How Stan really became the man

Just over three months ago, Wawrinka completed the ultimate capstone of his career in winning the year's first major in Melbourne. In the process, he beat Novak Djokovic in the semis and Rafael Nadal in the final, becoming the first player in 21 years to take out the top two seeds en route to a major championship. And right now, no player can say he has more than Wawrinka's three titles in 2014. So whether he likes it or not, Wawrinka can't duck the mounting attention anymore.

"I know I am on the list as one of the favorites," said Wawrinka, who has struggled since winning Monte Carlo, losing two of the three matches he played in Madrid and Rome. "But for me, I am still far away from Nadal, Djokovic and Federer."

A humble analysis, so much so that you could argue Wawrinka's most impressive feat this season has been his ability to keep his feet firmly on the ground -- even with the new heights he's reached. But despite the dearth of end zone dances, we probably should have seen his emergence brewing. After all, the Wawrinka renovation started ...

"I think last year, for sure -- the first match for sure in January against Djokovic in Australia," Wawrinka said. "It helped me get the confidence to see I can play with the top guys. Then it was winning my first title in Oeiras [Portugal] and then made the final in Madrid, and in two weeks I was back in the top 10. I had a few moments last year that were really key and made my first [Grand Slam] semifinal at the US Open. All of last year was special for me. I was playing and winning against the top-10 guys."

Now don't feel too bad if you, like so many of us, were thrown by the early results on tour this season, which hatched only the third new Grand Slam champion since Djokovic won his maiden major six years ago. Even a guy who has coached 10 world No. 1s was unabashedly surprised.

"Who saw that coming?" Hall of Fame coach Nick Bollettieri said. "The guy's never won a major or even a Masters -- and now he's got both. It's amazing what a little confidence will do for you. And, man, he's playing with a lot of god damned confidence right now."

Winning begets winning

Coming in to 2014, Wawrinka had a grand total of four titles, including a four-year stretch in which he had ... none. This season alone, he has three. So what exactly happened?

"Confidence made me more relaxed on the court," Wawrinka said. "When I am relaxed, I move better on the court. I am seeing the things I want to do more clearly. And I am doing it and I trust myself. That's the main reason. I trust myself; I trust my game to beat the top guys."

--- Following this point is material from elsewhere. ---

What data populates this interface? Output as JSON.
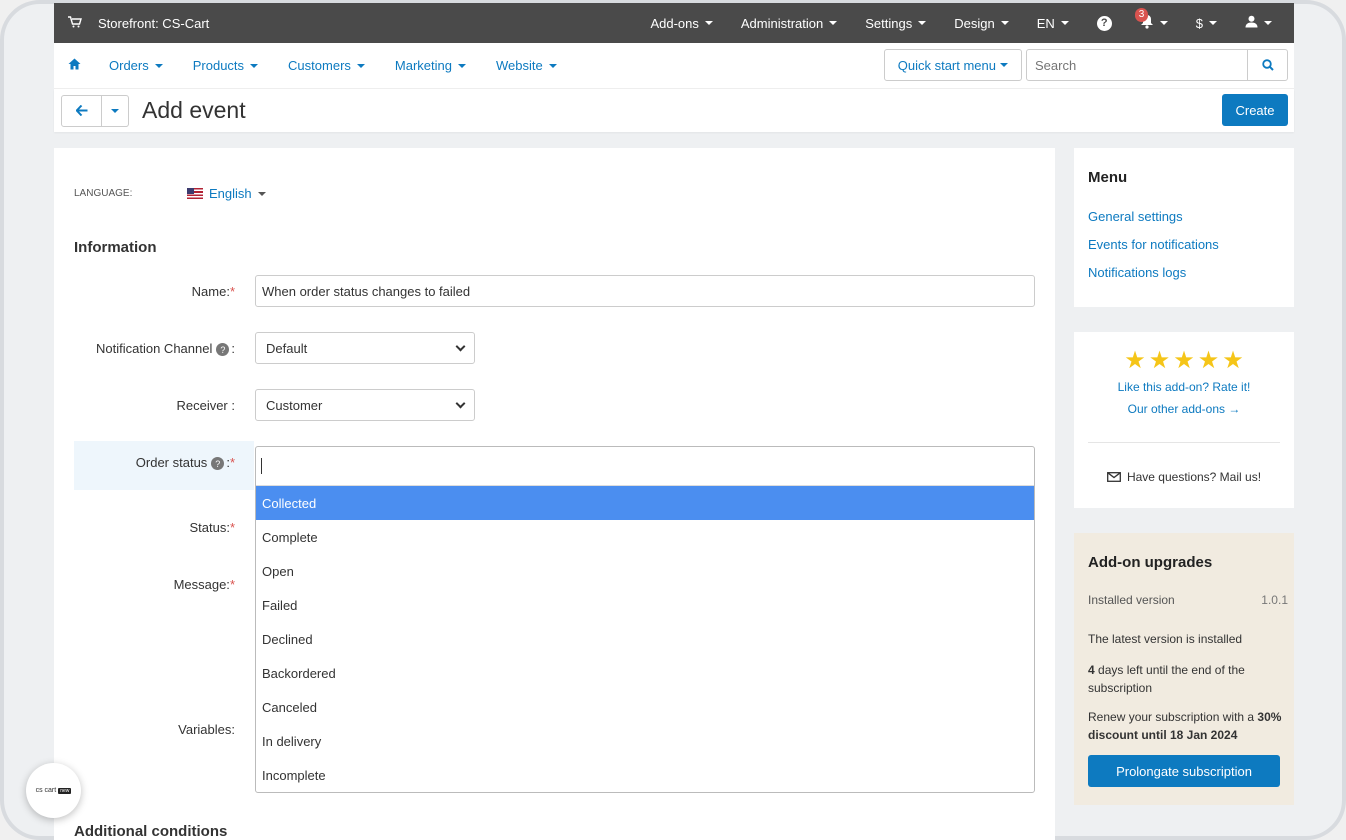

With an amazing 6-0 record against the top-10 players in the world this year, Wawrinka's confidence has climbed higher than the Eiffel Tower, something he attributes to the work with his coach, Magnus Norman, a former French Open runner-up.

"He has been here for over a year," Wawrinka said. "After one year, I am No. 3 in the world and won one Slam and Masters 1000. When he arrived, he helped me on practice court. He is a really good guy; he is really focused on what we are doing and trying to improve. He gave me a lot of self-confidence to trust myself [and] showed me how to win, how to beat the top guys."